Machine Learning predicts “genes of importance” in agricultural and medicinal Plants

Recently with the help of modern technologies, scientists are exploring whole new dimensions of possibilities. Scientists now, with the help of genome sequencing packed with machine learning or Artificial Intelligence (AI), can pinpoint “genes of importance” that assist Crops to grow with less fertilizer. 

Humans and Plants have thousands of genes. Traditionally, studying the function and mechanisms of a single gene or group of genes required comprehensive experimentation with a vast amount of data. Using the vast amount of genomic data to predict outcomes in agriculture and medicine is both promising and challenging for scientists of systems biology.

Researchers have been struggling to determine how to best use the vast amount of genomic data available to predict organisms’ response mechanisms to changes in nutrition, pathogen exposure, and toxins—which in turn would inform disease prognosis, Crop improvement, epidemiology, and public health. However, accurately predicting such complicated outcomes in agriculture and medicine from genome sequencing remains a significant challenge.

Possibilities of the combination of machine learning and genomic data

Although computers and access to large databases of genomic data allow researchers to study gene functionality more efficiently, mining a vast amount of genomic data is difficult for even the most powerful computer. In a recent evolutionary breakthrough, researchers in the U.S. and Taiwan have developed a machine-learning algorithm which is able to more efficiently identify “genes of importance” in agricultural and medicinal Plants. This machine-learning algorithm, described in a study published in late September of 2021, could help scientists better anticipate how both Plants and animals will respond to changes in nutrition, pathogens, and toxins, which will be allowing researchers to develop more resilient Crops, diagnose rare diseases or even predict the next pandemic.

How does the algorithm work?

According to Gloria Coruzzi, a biology professor at New York University’s Center for Genomics and Systems Biology and the senior study author, the research team in their study showed that focusing on and getting familiar with the genes whose expression patterns are evolutionarily conserved across species enhances the scientists’ ability to learn and predict “genes of importance” to growth performance for Crop Plants, as well as for diseases in animals.

The algorithm exploits the natural variation of genome-wide expression and associated phenotypes (the set of observable characteristics of an individual resulting from the interaction of its genotype with the environment) within or across species. The research team conceptually demonstrated that paring down specific genomic input to genes whose expression patterns are conserved within and across species is a biologically principled way to reduce the huge dimensionality of the vast genomic data, which significantly improves the ability of machine learning models the researchers designed to identify which genes are important to a specific trait.

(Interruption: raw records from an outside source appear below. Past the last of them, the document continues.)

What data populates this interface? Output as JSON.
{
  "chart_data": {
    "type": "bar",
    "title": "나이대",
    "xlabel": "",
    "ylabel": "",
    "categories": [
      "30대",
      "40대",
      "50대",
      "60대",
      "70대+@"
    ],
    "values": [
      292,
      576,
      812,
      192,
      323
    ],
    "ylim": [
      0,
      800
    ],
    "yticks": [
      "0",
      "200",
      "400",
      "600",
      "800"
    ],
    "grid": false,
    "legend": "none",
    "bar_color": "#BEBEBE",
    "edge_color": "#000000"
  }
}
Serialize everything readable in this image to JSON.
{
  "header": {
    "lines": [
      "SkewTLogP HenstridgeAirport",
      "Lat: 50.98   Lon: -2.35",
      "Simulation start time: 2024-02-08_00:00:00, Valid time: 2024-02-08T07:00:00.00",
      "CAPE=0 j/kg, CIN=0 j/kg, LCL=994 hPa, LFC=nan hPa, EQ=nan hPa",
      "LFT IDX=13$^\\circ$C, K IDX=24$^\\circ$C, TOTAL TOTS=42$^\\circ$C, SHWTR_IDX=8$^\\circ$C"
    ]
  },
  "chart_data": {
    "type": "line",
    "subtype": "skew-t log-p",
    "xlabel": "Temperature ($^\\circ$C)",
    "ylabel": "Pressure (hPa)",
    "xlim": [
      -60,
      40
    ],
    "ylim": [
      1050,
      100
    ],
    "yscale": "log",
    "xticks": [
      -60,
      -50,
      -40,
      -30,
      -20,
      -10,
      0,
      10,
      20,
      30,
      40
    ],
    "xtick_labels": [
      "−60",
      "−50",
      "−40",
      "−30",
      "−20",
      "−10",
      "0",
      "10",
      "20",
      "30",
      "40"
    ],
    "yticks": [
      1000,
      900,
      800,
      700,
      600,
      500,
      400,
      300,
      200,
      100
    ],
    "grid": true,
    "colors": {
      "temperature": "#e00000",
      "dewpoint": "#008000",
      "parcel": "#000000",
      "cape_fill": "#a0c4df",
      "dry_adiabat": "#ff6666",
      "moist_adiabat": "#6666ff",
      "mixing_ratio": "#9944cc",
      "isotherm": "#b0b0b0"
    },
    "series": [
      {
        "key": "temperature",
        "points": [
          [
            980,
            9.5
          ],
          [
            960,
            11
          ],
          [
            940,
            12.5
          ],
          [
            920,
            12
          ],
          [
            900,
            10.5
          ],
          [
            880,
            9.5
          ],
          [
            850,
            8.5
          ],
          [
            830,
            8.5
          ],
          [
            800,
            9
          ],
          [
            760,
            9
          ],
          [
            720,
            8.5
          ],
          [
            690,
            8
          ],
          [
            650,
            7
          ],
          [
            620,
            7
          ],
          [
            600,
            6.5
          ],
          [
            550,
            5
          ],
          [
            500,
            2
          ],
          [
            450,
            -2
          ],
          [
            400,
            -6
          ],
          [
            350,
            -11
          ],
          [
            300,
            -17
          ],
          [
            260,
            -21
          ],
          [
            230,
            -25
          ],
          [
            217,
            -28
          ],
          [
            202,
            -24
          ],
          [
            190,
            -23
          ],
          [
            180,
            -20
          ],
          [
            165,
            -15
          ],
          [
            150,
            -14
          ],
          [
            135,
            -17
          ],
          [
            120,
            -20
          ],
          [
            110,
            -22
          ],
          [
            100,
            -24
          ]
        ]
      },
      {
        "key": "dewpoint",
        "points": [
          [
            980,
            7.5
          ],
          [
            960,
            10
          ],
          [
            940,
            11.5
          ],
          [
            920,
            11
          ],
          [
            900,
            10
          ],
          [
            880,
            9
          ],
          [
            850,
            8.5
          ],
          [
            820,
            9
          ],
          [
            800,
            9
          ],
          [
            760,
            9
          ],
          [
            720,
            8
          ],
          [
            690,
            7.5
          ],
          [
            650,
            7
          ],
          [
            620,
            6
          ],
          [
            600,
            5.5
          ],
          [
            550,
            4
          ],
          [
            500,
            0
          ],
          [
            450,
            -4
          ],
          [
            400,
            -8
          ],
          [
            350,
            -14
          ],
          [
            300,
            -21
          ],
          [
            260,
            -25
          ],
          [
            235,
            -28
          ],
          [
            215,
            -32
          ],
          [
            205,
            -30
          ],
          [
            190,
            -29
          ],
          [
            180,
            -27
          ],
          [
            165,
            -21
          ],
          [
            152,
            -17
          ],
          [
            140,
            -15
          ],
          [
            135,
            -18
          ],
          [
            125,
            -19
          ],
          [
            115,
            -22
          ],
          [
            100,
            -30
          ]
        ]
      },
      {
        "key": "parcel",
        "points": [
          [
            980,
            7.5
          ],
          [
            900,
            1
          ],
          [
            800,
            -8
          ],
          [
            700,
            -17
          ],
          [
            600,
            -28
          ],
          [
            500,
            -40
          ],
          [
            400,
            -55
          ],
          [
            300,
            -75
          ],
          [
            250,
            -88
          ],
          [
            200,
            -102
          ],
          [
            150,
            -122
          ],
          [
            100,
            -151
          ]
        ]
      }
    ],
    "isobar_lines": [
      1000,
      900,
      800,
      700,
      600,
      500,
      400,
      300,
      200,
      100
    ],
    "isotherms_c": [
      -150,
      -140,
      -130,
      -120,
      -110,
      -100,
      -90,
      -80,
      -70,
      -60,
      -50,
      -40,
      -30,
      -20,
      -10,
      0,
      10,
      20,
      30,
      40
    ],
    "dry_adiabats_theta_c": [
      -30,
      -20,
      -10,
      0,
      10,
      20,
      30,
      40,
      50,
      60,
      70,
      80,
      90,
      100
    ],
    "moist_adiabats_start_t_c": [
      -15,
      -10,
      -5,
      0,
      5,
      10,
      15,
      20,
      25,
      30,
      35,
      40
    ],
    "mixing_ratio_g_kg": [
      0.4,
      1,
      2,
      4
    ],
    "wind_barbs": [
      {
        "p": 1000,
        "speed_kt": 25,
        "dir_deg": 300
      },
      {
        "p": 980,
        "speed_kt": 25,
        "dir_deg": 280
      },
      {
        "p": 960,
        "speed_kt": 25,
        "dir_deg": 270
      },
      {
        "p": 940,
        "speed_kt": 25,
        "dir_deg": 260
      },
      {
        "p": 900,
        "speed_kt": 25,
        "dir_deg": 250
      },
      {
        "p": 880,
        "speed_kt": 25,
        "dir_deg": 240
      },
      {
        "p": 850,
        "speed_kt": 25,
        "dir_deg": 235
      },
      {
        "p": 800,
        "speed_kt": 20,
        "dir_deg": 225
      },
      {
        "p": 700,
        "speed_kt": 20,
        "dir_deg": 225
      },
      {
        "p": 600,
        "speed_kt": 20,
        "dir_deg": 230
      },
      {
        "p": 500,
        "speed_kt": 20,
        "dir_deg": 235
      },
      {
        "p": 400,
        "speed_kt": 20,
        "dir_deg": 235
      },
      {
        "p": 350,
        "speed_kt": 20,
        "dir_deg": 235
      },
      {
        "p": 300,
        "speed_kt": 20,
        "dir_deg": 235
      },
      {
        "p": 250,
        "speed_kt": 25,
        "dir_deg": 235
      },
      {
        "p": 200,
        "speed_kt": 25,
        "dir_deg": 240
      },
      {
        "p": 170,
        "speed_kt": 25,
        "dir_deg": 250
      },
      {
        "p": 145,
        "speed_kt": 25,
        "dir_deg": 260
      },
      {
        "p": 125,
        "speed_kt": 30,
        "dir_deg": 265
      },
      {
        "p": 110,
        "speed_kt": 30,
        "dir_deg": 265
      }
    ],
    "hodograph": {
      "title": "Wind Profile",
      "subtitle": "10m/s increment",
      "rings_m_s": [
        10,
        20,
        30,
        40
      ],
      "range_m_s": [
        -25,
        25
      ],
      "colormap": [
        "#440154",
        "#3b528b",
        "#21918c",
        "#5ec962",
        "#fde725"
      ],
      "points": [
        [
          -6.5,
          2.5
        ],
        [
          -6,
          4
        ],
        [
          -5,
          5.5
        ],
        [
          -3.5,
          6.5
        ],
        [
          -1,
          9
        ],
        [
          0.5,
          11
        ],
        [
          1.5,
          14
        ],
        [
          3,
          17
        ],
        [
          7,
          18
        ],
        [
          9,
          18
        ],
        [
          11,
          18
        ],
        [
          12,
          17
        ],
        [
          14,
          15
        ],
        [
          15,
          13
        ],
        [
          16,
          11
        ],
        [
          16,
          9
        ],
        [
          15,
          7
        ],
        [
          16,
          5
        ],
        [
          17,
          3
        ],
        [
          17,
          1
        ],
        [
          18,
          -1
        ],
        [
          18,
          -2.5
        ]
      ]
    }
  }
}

The research team has shown that genes whose responsiveness to nitrogen are evolutionarily conserved between two diverse Plant species—varieties of corn, America’s largest Crop and Arabidopsis, a small flowering Plant generally used as a model organism in Plant biology —significantly increased the ability of machine learning models to predict genes of importance for how efficiently Plants use nitrogen. As nitrogen is a crucial nutrient for every Plant and the main ingredient of fertilizer, Crops that use nitrogen more efficiently require less fertilizer and grow better, which has economic and environmental benefits.

The researchers administered experiments that confirmed eight master transcription factors as genes of importance to nitrogen use efficiency. They revealed that altered gene expression in corn or Arabidopsis could increase Plant growth in low nitrogen soils, which they tested both in the lab at NYU and in cornfields at the University of Illinois.

What is next?

Based on the proof-of-concept, the research team can more accurately predict which corn hybrids or species are better at using nitrogen fertilizer in the field, enabling the scientists to rapidly improve this trait. Increasing nitrogen use efficiency in corn and other major Crops offers three primary benefits by reducing environmental pollution, lowering farmer costs, and mitigating greenhouse gas emissions from agriculture.

Interestingly, the research team proved that this evolutionarily informed machine learning algorithm could be applied to other traits and species by predicting additional traits in Plants, including biomass and yield in both Arabidopsis and corn. They also showed that this approach could predict genes of importance to drought resistance in other Crop Plants like rice and disease outcomes in animals through investigating mouse models. According to the authors, as this newly designed evolutionarily informed algorithm can also be applied in animals which indicates its potential to uncover genes of importance for any physiological or clinical traits of interest across biology, agriculture, and medicine.


Many key traits of clinical or agronomic importance are genetically complex, and hence it is difficult to pin down their inheritance and control among the vast amount of data. The success of this study proves that big data and systems-level thinking can make these notably difficult challenges tractable.



  1. Cheng, CY., Li, Y., Varala, K. et al. (2021). Evolutionarily informed machine learning enhances the power of predictive gene-to-phenotype relationships. Nat Commun, [online] Volume, 12, p. 5627. Available at: [Accessed 19th October 2021].